The bug encountered in comment #1 may well be the bug which Ben fixed in this patch: http://git.kernel.org/?p=linux/kernel/git/steve/gfs2-2.6-nmw.git;a=commitdiff;h=4ec0ffc04e621d115a68386500adde5cdea9fb34 As Dave says in comment #2 we need to ensure that the lock_dlm threads do not get stuck if we are to do a graceful withdraw. If they do then we will not be able to unlock and hence unable to umount, so there in nothing that could reasonably be done in this case to improve things, other than not calling withdraw from a function which my potentially be used by lock_dlm during a callback. Regarding comment #7, the default is to never do droplocks callbacks in the current code, so its very unlikely someone will turn this feature on.

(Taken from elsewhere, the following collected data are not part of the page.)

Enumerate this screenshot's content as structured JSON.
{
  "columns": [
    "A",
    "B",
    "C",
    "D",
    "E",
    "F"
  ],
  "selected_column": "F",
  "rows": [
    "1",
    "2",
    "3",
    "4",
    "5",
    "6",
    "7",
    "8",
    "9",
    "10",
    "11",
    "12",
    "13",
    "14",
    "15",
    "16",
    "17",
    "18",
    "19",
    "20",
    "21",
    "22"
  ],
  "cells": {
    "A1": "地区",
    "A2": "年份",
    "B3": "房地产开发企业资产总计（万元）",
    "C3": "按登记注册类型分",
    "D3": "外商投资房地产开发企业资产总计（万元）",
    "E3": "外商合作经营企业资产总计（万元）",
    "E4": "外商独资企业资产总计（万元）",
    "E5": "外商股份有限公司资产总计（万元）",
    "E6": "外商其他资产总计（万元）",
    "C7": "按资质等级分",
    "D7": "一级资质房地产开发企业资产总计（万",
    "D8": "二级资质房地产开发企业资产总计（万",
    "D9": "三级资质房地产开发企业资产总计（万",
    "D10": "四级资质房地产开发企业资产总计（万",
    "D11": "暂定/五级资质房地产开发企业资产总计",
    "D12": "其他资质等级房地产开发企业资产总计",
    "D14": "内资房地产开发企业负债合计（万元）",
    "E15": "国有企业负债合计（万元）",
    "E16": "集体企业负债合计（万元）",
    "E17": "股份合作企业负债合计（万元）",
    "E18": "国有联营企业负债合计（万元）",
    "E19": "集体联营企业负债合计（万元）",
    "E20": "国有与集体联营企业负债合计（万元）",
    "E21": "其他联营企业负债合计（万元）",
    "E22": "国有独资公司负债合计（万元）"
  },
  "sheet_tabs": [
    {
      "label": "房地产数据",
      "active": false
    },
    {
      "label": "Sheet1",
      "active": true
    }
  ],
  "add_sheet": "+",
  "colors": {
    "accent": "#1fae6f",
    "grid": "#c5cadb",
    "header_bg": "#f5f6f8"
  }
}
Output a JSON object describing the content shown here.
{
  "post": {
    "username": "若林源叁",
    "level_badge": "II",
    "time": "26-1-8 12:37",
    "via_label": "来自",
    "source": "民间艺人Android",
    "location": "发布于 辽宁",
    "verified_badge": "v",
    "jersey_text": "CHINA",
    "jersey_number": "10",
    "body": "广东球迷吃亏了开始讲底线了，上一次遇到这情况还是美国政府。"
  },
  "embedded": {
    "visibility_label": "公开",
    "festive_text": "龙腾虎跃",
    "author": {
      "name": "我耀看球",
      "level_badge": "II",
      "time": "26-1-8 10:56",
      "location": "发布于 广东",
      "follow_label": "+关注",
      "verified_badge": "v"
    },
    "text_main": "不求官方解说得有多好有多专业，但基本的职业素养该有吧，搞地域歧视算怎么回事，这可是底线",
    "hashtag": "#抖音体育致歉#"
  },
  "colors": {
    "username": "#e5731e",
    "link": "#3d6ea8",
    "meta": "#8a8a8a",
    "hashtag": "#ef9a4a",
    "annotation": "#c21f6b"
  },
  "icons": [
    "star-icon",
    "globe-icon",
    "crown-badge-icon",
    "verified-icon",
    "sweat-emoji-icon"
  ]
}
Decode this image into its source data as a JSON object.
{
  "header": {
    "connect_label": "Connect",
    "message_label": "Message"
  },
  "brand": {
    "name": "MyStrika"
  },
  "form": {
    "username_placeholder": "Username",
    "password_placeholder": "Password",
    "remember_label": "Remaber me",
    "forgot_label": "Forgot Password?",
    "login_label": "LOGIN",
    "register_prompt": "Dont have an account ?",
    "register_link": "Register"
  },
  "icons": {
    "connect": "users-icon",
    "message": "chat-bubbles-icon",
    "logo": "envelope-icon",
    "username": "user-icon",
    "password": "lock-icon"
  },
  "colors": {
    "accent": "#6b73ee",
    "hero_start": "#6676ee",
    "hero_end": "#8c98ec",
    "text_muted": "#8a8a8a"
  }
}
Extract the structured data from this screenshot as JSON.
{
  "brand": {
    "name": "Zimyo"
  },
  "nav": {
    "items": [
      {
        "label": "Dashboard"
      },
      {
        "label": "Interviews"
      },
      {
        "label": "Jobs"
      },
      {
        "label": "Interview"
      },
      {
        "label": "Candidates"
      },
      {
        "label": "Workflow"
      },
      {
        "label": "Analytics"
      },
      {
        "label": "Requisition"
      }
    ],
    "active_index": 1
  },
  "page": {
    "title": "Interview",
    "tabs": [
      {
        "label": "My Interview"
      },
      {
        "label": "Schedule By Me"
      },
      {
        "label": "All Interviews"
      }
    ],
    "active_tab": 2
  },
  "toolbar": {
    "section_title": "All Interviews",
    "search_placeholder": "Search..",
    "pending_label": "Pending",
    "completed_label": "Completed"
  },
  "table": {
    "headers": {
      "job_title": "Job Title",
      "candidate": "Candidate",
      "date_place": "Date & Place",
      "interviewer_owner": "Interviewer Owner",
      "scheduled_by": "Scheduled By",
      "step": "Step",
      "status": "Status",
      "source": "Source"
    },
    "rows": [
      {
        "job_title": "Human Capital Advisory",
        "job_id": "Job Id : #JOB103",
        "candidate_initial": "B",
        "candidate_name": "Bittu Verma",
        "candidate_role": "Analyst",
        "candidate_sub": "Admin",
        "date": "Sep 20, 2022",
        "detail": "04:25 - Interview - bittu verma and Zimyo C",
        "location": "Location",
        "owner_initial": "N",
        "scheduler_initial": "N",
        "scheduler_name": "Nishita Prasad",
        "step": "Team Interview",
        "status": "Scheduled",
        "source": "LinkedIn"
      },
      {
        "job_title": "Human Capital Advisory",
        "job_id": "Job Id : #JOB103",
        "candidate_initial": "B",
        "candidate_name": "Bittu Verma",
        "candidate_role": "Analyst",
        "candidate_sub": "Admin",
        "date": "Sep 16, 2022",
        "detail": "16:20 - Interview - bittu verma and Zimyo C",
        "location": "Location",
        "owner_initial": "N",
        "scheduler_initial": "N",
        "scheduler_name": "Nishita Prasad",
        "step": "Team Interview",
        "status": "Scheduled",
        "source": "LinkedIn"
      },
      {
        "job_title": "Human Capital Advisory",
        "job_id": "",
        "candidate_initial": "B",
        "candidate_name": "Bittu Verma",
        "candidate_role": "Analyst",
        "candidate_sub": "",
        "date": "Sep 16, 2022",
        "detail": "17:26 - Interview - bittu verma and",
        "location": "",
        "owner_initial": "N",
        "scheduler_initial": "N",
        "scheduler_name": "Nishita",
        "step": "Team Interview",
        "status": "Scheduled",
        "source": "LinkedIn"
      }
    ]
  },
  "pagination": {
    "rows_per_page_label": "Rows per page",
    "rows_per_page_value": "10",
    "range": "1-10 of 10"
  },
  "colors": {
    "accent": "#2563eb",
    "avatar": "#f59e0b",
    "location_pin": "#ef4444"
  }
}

I tested withdraw from process context by changing the gfs2_assert_withdraw() in the symlink operation to always trigger and then creating a symlink. The symlink operation hung after the withdraw occurred, but a ctrl-c allowed me to exit that process and upon moving to a directory outside of the gfs2 filesystem, I was able to umount the filesystem cleanly. So it looks like the only problem is the one mentioned in comment #2 where we need to audit the lock_dlm thread paths to ensure that we don't call gfs2_assert_withdraw() or (as an alternate solution) we do call it, but accept that it will not be possible to umount the filesystem (i.e. leave thins as they are). I have no real strong feelings one way or the other, but we should bear in mind that there is a plan still to update the glock state machine in the future as per bz #235697, #236404, #236088 and #221152 and this is likely to solve the problem at that time. So I guess I'm canvassing for opinion at this stage as to whether we need to do anything here or not...
Moving this one to the 5.2 proposed list. Not convince the remaining scenarios are able to be addressed.
Moving to 5.3.
Moving to 5.4, there is nothing we can do about this in the short term.
*** Bug 496884 has been marked as a duplicate of this bug. ***
Just doing some routine cleanup of GFS2 bug records. Ben Marzinski posted a patch to cluster-devel for this problem on 22 March 2016. I'm not sure what we want to do with this bz, or where we want to propagate the patch, but I'm reassigning this bug to Ben.